Namun, di hari yang sama, Majelis Ulama Indonesia (MUI) mengeluarkan fatwa haram untuk AstraZeneca. Hal ini dikarenakan AstraZeneca diduga mengandung tripsin, senyawa yang umum berasal dari babi. Namun demikian, penggunaan vaksin AstraZeneca tetap diperbolehkan karena menghadapi keadaan darurat. Tapi seperti apa kenyataannya? Baca selengkapnya di sini!
1. Bahan aktif vaksin AstraZeneca, tanpa babi!
Pertanyaannya, apakah betul vaksin AstraZeneca mengandung tripsin? Pertama, kita perlu mengenal bahan-bahan aktif pada vaksin AstraZeneca. Berikut adalah bahan-bahan aktif dalam vaksin tersebut (kandungan hasil akhir vaksin yang akan masuk ke tubuh kita):
- Adenovirus yang telah dimodifikasi: virus penyebab batuk pilek pada simpanse yang dilemahkan agar tidak menyebabkan infeksi
- Zat pengemulsi: untuk menjaga bahan berbahan air dan minyak tetap menyatu. AstraZeneca gunakan polysorbate 80
- Bahan pengawet: untuk menjaga vaksin tetap terjaga kualitasnya selama jangka waktu tertentu. AstraZeneca menggunakan disodium edetate dihydrate dan etanol (di bawah 0.005%)
- Asam amino: untuk meningkatkan khasiat bahan aktif. AstraZeneca menggunakan L-histidine dan L-histidine hydrochloride monohydrate
- Gula/sukrosa: agar molekul tidak hancur saat proses produksi
Garam: untuk menyeimbangkan kadar keasaman dalam larutan vaksin sehingga lebih stabil untuk penyimpanan dan kompatibel dengan jaringan tubuh lokasi penyuntikan. AstraZeneca gunakan sodium chloride dan magnesium chloride hexahydrate
Penggunaan trypsin enzyme (atau enzim tripsin) dalam pembuatan beberapa vaksin, dilansir pedoman European Medicines Agency, singkatnya adalah hanya sebagai reagen atau 'pancingan' untuk pertumbuhan virus, yang kemudian dimodifikasi agar tidak dapat menginfeksi. Vaksin ini kemudian akan memicu sistem imun untuk menciptakan antibodi melawan virus-virus yang tak mampu menginfeksi tersebut.

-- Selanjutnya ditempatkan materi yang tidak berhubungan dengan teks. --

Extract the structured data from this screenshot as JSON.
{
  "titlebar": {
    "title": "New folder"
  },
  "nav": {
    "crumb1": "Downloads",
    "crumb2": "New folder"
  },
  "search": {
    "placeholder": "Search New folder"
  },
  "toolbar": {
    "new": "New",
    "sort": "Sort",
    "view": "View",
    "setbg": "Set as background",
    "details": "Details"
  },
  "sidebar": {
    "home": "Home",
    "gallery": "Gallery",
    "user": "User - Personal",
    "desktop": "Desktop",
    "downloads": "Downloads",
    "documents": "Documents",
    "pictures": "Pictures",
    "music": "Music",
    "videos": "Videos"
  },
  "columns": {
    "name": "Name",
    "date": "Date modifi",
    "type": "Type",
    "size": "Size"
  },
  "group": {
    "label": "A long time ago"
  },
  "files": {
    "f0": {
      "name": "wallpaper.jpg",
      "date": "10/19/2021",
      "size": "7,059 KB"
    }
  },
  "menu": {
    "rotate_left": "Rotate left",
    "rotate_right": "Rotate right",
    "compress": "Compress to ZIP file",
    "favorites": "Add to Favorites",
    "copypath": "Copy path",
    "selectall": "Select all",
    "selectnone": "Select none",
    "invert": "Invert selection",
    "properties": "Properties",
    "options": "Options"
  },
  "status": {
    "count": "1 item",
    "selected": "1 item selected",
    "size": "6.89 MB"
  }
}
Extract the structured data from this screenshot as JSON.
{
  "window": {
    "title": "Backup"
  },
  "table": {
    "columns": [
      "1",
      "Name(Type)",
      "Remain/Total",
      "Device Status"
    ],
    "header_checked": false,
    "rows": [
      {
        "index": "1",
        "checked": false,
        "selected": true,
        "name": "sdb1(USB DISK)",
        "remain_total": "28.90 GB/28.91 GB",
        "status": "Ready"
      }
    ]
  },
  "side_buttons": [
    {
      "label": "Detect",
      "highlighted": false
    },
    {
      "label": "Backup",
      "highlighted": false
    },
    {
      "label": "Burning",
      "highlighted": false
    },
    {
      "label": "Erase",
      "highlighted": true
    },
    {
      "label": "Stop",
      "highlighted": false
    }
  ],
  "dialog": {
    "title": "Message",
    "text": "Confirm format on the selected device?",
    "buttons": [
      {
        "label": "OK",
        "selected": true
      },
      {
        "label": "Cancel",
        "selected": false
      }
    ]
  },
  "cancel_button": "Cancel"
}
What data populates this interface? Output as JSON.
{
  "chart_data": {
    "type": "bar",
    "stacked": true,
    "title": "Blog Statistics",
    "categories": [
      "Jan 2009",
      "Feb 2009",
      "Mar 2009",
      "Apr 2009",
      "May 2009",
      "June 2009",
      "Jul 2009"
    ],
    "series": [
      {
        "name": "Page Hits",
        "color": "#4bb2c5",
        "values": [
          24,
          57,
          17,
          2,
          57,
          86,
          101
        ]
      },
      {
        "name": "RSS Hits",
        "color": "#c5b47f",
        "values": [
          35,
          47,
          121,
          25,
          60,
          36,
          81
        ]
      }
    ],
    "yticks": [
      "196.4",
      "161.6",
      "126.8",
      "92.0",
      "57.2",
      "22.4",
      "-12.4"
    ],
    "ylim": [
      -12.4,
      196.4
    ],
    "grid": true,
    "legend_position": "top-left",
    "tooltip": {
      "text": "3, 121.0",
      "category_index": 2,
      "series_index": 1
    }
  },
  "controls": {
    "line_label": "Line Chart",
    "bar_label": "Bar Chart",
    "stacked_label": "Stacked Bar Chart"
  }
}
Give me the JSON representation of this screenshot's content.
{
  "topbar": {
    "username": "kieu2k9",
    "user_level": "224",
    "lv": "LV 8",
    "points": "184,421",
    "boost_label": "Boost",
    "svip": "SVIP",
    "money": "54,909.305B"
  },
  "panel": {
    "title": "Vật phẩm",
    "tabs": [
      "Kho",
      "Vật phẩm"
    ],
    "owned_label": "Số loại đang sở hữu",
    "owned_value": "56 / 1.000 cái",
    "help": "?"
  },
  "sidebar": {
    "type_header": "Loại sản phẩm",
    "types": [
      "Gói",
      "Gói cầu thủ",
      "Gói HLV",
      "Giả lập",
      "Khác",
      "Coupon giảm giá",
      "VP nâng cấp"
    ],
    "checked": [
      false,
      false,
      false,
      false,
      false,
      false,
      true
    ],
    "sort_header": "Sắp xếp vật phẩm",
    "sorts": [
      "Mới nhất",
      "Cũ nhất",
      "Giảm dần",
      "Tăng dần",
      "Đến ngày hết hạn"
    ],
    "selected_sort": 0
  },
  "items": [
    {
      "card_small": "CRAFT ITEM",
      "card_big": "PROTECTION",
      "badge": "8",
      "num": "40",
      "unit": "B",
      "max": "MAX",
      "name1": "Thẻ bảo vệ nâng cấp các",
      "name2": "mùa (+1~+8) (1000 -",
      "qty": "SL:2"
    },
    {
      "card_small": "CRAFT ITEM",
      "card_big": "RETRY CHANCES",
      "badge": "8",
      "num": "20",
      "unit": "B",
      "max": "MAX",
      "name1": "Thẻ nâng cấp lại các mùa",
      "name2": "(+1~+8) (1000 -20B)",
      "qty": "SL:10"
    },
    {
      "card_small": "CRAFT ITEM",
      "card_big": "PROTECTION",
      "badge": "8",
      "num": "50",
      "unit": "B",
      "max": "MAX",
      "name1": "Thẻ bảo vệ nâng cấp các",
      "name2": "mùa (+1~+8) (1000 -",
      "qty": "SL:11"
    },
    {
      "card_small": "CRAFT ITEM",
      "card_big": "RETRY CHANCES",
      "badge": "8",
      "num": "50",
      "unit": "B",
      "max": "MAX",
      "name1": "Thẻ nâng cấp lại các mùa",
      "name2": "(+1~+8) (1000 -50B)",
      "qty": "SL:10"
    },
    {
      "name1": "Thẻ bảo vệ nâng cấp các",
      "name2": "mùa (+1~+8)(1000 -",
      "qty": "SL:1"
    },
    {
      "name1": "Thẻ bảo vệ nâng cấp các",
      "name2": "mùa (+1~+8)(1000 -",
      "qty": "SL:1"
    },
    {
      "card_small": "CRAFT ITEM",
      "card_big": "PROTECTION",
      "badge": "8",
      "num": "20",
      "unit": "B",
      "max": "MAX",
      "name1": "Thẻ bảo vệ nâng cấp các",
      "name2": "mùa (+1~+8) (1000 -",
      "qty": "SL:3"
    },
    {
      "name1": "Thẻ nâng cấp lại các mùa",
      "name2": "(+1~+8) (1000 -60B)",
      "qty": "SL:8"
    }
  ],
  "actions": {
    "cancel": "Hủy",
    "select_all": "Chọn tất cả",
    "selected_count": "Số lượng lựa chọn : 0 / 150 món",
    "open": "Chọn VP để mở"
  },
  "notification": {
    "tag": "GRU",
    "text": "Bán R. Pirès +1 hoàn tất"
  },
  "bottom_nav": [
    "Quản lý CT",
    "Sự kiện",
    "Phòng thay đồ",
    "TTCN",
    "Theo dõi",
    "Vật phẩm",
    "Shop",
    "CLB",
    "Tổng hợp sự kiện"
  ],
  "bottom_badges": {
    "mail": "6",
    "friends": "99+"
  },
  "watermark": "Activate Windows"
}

Tripsin mayoritas diekstrak dari pankreas babi, yang menurut para ahli, merupakan sumber tripsin paling efektif. Namun dengan menggunakan enzim tersebut sebagai pancingan pertumbuhan virus, tidak membuat enzimnya tetap bertahan, juga tidak ditemukan sampai hasil akhir produk vaksinnya. Sehingga, yang disuntikkan ke manusia — alias produk akhir vaksin AstraZeneca, tidak ada kandungan babinya.
Dalam daftar bahan aktif di hasil akhir vaksin tidak ada tripsin? Memang. Lewat pernyataan resminya, AstraZeneca membantah pernyataan MUI bahwa AstraZeneca mengandung bahan hewani pada vaksinnya.
"Penting untuk dicatat bahwa vaksin COVID-19 AstraZeneca, merupakan vaksin vektor virus yang tidak mengandung produk berasal dari hewan, seperti yang telah dikonfirmasi oleh Badan Otoritas Produk Obat dan Kesehatan Inggris," menurut keterangan tertulis dari PT AstraZeneca Indonesia, Minggu (21/3/2021).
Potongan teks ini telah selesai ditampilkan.